Catania, sta bene la piccola Alessandra: la mamma l’ha partorita dopo un trapianto di utero

Catania, sta bene la piccola Alessandra: la mamma l’ha partorita dopo un trapianto di utero

È nata, prematura, alla 34esima settimana di gestazione, all’ospedale Cannizzaro di Catania, e pesa 1,7 chilogrammi.

È in incubatrice, respira in maniera assistita e non ha problemi con la coagulazione del sangue né al fegato. È Alessandra, nata il 30 agosto scorso da una donna che ha ricevuto il primo trapianto di utero realizzato in Italia da donatrice deceduta. Primo caso del genere in Italia e il sesto nel mondo. I cinque precedenti sono tre negli Stati Uniti, uno ciascuno in Brasile e Repubblica Ceca. A darla alla luce, dopo il secondo tentativo di fecondazione assistista, è una 31enne di Gela, affetta dalla sindrome di Rokitansky, una malattia congenita che non consente lo sviluppo dell’organo, ma non delle ovaie, che ha scoperto a 17 anni per la mancata evidenza del ciclo. Il parto è stato anticipato perché la paziente, che è positiva al Covid e continua ad esserlo a causa della terapia immunosoppressiva a cui è sottoposta per evitare rigetti, ha manifestato «febbre alta e conseguenti contrazioni».

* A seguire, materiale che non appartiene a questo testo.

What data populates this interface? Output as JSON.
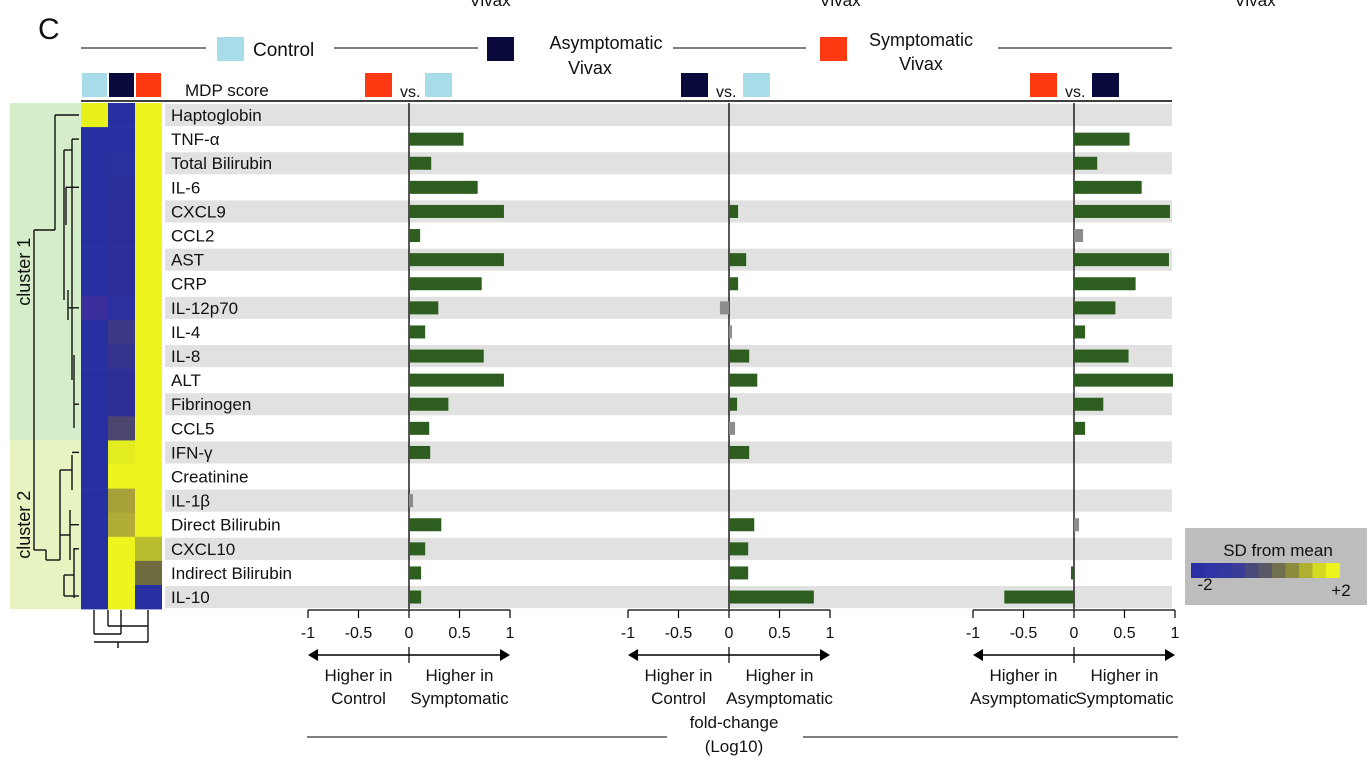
{
  "panel_label": "C",
  "clipped_top_labels": [
    "Vivax",
    "Vivax",
    "Vivax"
  ],
  "legend": {
    "groups": [
      {
        "name": "Control",
        "color": "#a8dce8"
      },
      {
        "name": "Asymptomatic Vivax",
        "line1": "Asymptomatic",
        "line2": "Vivax",
        "color": "#0a0a3c"
      },
      {
        "name": "Symptomatic Vivax",
        "line1": "Symptomatic",
        "line2": "Vivax",
        "color": "#ff3a12"
      }
    ]
  },
  "mdp_label": "MDP score",
  "vs_label": "vs.",
  "clusters": [
    {
      "name": "cluster 1",
      "from": 0,
      "to": 13,
      "color": "#d6edc9"
    },
    {
      "name": "cluster 2",
      "from": 14,
      "to": 20,
      "color": "#e8f3c2"
    }
  ],
  "markers": [
    "Haptoglobin",
    "TNF-α",
    "Total Bilirubin",
    "IL-6",
    "CXCL9",
    "CCL2",
    "AST",
    "CRP",
    "IL-12p70",
    "IL-4",
    "IL-8",
    "ALT",
    "Fibrinogen",
    "CCL5",
    "IFN-γ",
    "Creatinine",
    "IL-1β",
    "Direct Bilirubin",
    "CXCL10",
    "Indirect Bilirubin",
    "IL-10"
  ],
  "heatmap": {
    "columns": [
      "Control",
      "Asymptomatic Vivax",
      "Symptomatic Vivax"
    ],
    "colors": [
      [
        "#e8f21a",
        "#2630a0",
        "#eef51e"
      ],
      [
        "#2630a0",
        "#2630a0",
        "#eef51e"
      ],
      [
        "#2630a0",
        "#28329e",
        "#eef51e"
      ],
      [
        "#2630a0",
        "#2a309a",
        "#eef51e"
      ],
      [
        "#2630a0",
        "#2c2e98",
        "#eef51e"
      ],
      [
        "#2630a0",
        "#2c2e98",
        "#eef51e"
      ],
      [
        "#2630a0",
        "#2c2e98",
        "#eef51e"
      ],
      [
        "#2630a0",
        "#2c2e98",
        "#eef51e"
      ],
      [
        "#3a2f9c",
        "#2a30a0",
        "#eef51e"
      ],
      [
        "#2630a0",
        "#3c3a88",
        "#eef51e"
      ],
      [
        "#2630a0",
        "#36338e",
        "#eef51e"
      ],
      [
        "#2630a0",
        "#2e2e96",
        "#eef51e"
      ],
      [
        "#2630a0",
        "#2e2e96",
        "#eef51e"
      ],
      [
        "#2630a0",
        "#4a4670",
        "#eef51e"
      ],
      [
        "#2630a0",
        "#e2ec20",
        "#eef51e"
      ],
      [
        "#2630a0",
        "#eef51e",
        "#eef51e"
      ],
      [
        "#2630a0",
        "#a8a038",
        "#eef51e"
      ],
      [
        "#2630a0",
        "#b0ac36",
        "#eef51e"
      ],
      [
        "#2630a0",
        "#eef51e",
        "#b8bc2e"
      ],
      [
        "#2630a0",
        "#eef51e",
        "#6e6c3e"
      ],
      [
        "#2630a0",
        "#eef51e",
        "#2630a0"
      ]
    ]
  },
  "chart_data": {
    "type": "bar",
    "orientation": "horizontal",
    "categories": [
      "Haptoglobin",
      "TNF-α",
      "Total Bilirubin",
      "IL-6",
      "CXCL9",
      "CCL2",
      "AST",
      "CRP",
      "IL-12p70",
      "IL-4",
      "IL-8",
      "ALT",
      "Fibrinogen",
      "CCL5",
      "IFN-γ",
      "Creatinine",
      "IL-1β",
      "Direct Bilirubin",
      "CXCL10",
      "Indirect Bilirubin",
      "IL-10"
    ],
    "xlim": [
      -1,
      1
    ],
    "xticks": [
      "-1",
      "-0.5",
      "0",
      "0.5",
      "1"
    ],
    "xlabel_line1": "fold-change",
    "xlabel_line2": "(Log10)",
    "series": [
      {
        "comparison": [
          "Symptomatic Vivax",
          "Control"
        ],
        "left_label": [
          "Higher in",
          "Control"
        ],
        "right_label": [
          "Higher in",
          "Symptomatic"
        ],
        "values": [
          0,
          0.54,
          0.22,
          0.68,
          0.94,
          0.11,
          0.94,
          0.72,
          0.29,
          0.16,
          0.74,
          0.94,
          0.39,
          0.2,
          0.21,
          0,
          0.04,
          0.32,
          0.16,
          0.12,
          0.12
        ],
        "significant": [
          true,
          true,
          true,
          true,
          true,
          true,
          true,
          true,
          true,
          true,
          true,
          true,
          true,
          true,
          true,
          true,
          false,
          true,
          true,
          true,
          true
        ]
      },
      {
        "comparison": [
          "Asymptomatic Vivax",
          "Control"
        ],
        "left_label": [
          "Higher in",
          "Control"
        ],
        "right_label": [
          "Higher in",
          "Asymptomatic"
        ],
        "values": [
          0,
          0,
          0,
          0,
          0.09,
          0,
          0.17,
          0.09,
          -0.09,
          0.03,
          0.2,
          0.28,
          0.08,
          0.06,
          0.2,
          0,
          0,
          0.25,
          0.19,
          0.19,
          0.84
        ],
        "significant": [
          true,
          true,
          true,
          true,
          true,
          true,
          true,
          true,
          false,
          false,
          true,
          true,
          true,
          false,
          true,
          true,
          true,
          true,
          true,
          true,
          true
        ]
      },
      {
        "comparison": [
          "Symptomatic Vivax",
          "Asymptomatic Vivax"
        ],
        "left_label": [
          "Higher in",
          "Asymptomatic"
        ],
        "right_label": [
          "Higher in",
          "Symptomatic"
        ],
        "values": [
          0,
          0.55,
          0.23,
          0.67,
          0.95,
          0.09,
          0.94,
          0.61,
          0.41,
          0.11,
          0.54,
          0.98,
          0.29,
          0.11,
          0,
          0,
          0,
          0.05,
          0,
          -0.03,
          -0.69
        ],
        "significant": [
          true,
          true,
          true,
          true,
          true,
          false,
          true,
          true,
          true,
          true,
          true,
          true,
          true,
          true,
          true,
          true,
          true,
          false,
          true,
          true,
          true
        ]
      }
    ],
    "bar_color": "#2d5e1f",
    "nonsignificant_color": "#8c8c8c"
  },
  "scale_legend": {
    "title": "SD from mean",
    "min_label": "-2",
    "max_label": "+2",
    "colors": [
      "#2a2fa4",
      "#2f34a6",
      "#3337a0",
      "#3a3b96",
      "#4a4a7a",
      "#5a5866",
      "#707050",
      "#8c8c3c",
      "#b0b030",
      "#d4da22",
      "#eef51e"
    ]
  }
}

«Questo – spiega Paolo Scollo, direttore del reparto di Ostetricia e ginecologia del Cannizzaro, Unità operativa complessa clinicizzata dell’università Kore di Enna – ci ha indotto ad accelerare i tempi e a procedere con un taglio cesareo. Madre e figlia sono in condizioni stabili». La 31enne ha avuto impiantati dei propri ovuli che erano stati prelevati e congelati prima del trapianto e poi fecondati con spermatozoi del marito.

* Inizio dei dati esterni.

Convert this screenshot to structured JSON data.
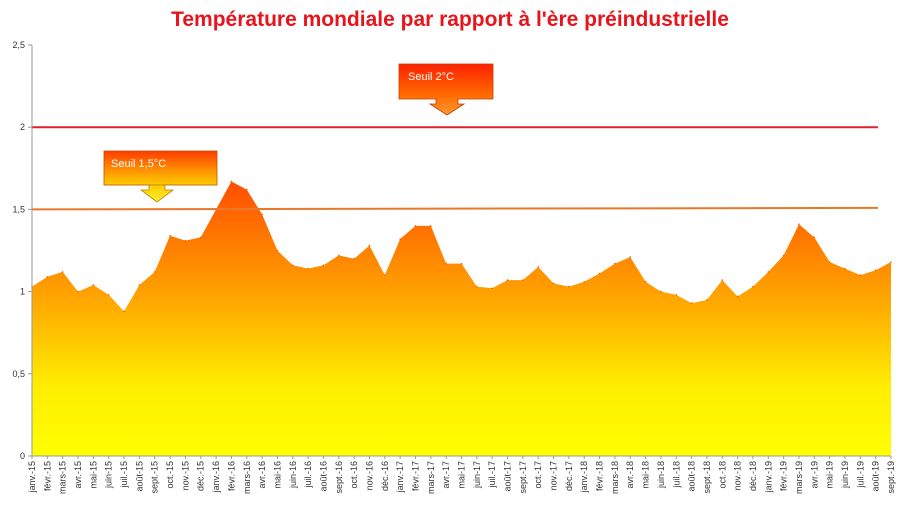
{
  "chart_data": {
    "type": "area",
    "title": "Température mondiale par rapport à l'ère préindustrielle",
    "categories": [
      "janv.-15",
      "févr.-15",
      "mars-15",
      "avr.-15",
      "mai-15",
      "juin-15",
      "juil.-15",
      "août-15",
      "sept.-15",
      "oct.-15",
      "nov.-15",
      "déc.-15",
      "janv.-16",
      "févr.-16",
      "mars-16",
      "avr.-16",
      "mai-16",
      "juin-16",
      "juil.-16",
      "août-16",
      "sept.-16",
      "oct.-16",
      "nov.-16",
      "déc.-16",
      "janv.-17",
      "févr.-17",
      "mars-17",
      "avr.-17",
      "mai-17",
      "juin-17",
      "juil.-17",
      "août-17",
      "sept.-17",
      "oct.-17",
      "nov.-17",
      "déc.-17",
      "janv.-18",
      "févr.-18",
      "mars-18",
      "avr.-18",
      "mai-18",
      "juin-18",
      "juil.-18",
      "août-18",
      "sept.-18",
      "oct.-18",
      "nov.-18",
      "déc.-18",
      "janv.-19",
      "févr.-19",
      "mars-19",
      "avr.-19",
      "mai-19",
      "juin-19",
      "juil.-19",
      "août-19",
      "sept.-19"
    ],
    "values": [
      1.03,
      1.09,
      1.12,
      1.0,
      1.04,
      0.98,
      0.88,
      1.04,
      1.12,
      1.34,
      1.31,
      1.33,
      1.5,
      1.67,
      1.62,
      1.47,
      1.25,
      1.16,
      1.14,
      1.16,
      1.22,
      1.2,
      1.28,
      1.1,
      1.32,
      1.4,
      1.4,
      1.17,
      1.17,
      1.03,
      1.02,
      1.07,
      1.07,
      1.15,
      1.05,
      1.03,
      1.06,
      1.11,
      1.17,
      1.21,
      1.06,
      1.0,
      0.98,
      0.93,
      0.95,
      1.07,
      0.97,
      1.03,
      1.12,
      1.22,
      1.41,
      1.33,
      1.18,
      1.14,
      1.1,
      1.13,
      1.18
    ],
    "ylim": [
      0,
      2.5
    ],
    "yticks": [
      "0",
      "0,5",
      "1",
      "1,5",
      "2",
      "2,5"
    ],
    "reference_lines": [
      {
        "value": 1.5,
        "label": "Seuil 1,5°C",
        "color": "#e8782a"
      },
      {
        "value": 2.0,
        "label": "Seuil 2°C",
        "color": "#e0202a"
      }
    ],
    "legend": "none",
    "grid": false
  },
  "colors": {
    "title": "#e8141c",
    "fill_top": "#ff5a00",
    "fill_bottom": "#ffff00"
  }
}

Mamma Albina appare in un video, sorridente. Convalescente e in isolamento per il Covid, ma raggiante:

«Mi sto riprendendo e non vedo l’ora di uscire per vedere la mia piccola ed abbracciarla», dice. Non sa come manifestare la propria felicità il marito della donna e padre di Alessandra: «Non dormo da quando è nata – rivela Giovanni, 37 anni, bracciante agricolo – ed ho il cuore che mi scoppia nel petto». Parla di «miracolo che si è avverato». La scelta del nome della figlia, Alessandra, come la donna deceduta, è venuta naturale. Gioia arriva anche dalla Toscana dove vive la famiglia della donatrice, una 37enne morta in ospedale a Firenze per un improvviso arresto cardiaco, madre di due figli. «È come se Alessandra fosse tornata a vivere, una parte di lei rivive ancora, siamo felici anche noi», dice il marito della donna a Giovanni, che le riferisce.

Pierfrancesco Veroux, ordinario di Chirurgia vascolare e trapianti dell’università di Catania, che opera al Policlinico, confessa l’ «emozione infinita» provata «dopo il primo vagito di Alessandra». «Sapere che l’utero di una donna, ormai purtroppo deceduta da due anni – osserva – sia in grado di dare ancora la vita è una cosa che va oltre il possibile e l’inimmaginabile». Catania è il primo e, al momento, unico centro in Italia dove è possibile questo tipo di intervento grazie alla collaborazione tra le equipe mediche del Policlinico e del Cannizzaro.

«Un esempio di sinergia rara», afferma sorridendo Veroux accanto a Paolo Scollo che annuisce. In Italia c’era stato un parto da trapianto di utero, a Bologna nel 2018, ma era una donazione da vivente tra due sorelle gemelle omozigote serbe. Inoltre, sia l’intervento chirurgico che la fecondazione erano avvenuti all’estero, a Belgrado e Stoccolma. Nel mondo sono stati eseguiti meno di 80 trapianti di utero, e di questi soltanto il 20% da donatrice deceduta. Sono nati circa trenta bambini e sei, con Alessandra, da un organo di donatrice morta. In Italia ci sono già cinque donne in attesa, ma le donazioni sono ancora inadeguate rispetto alle richieste. Per Massimo Cardillo, direttore del Centro nazionale trapianti (Cnt), la nascita di Alessandra, dal punto di vista scientifico, «è un successo per la Rete trapiantologica italiana» e «rappresenta per le donne nate prive di utero una speranza concreta di poter condurre una gravidanza ed è l’ennesima testimonianza di come la medicina dei trapianti e la donazione degli organi siano un valore da promuovere sempre di più». (ANSA).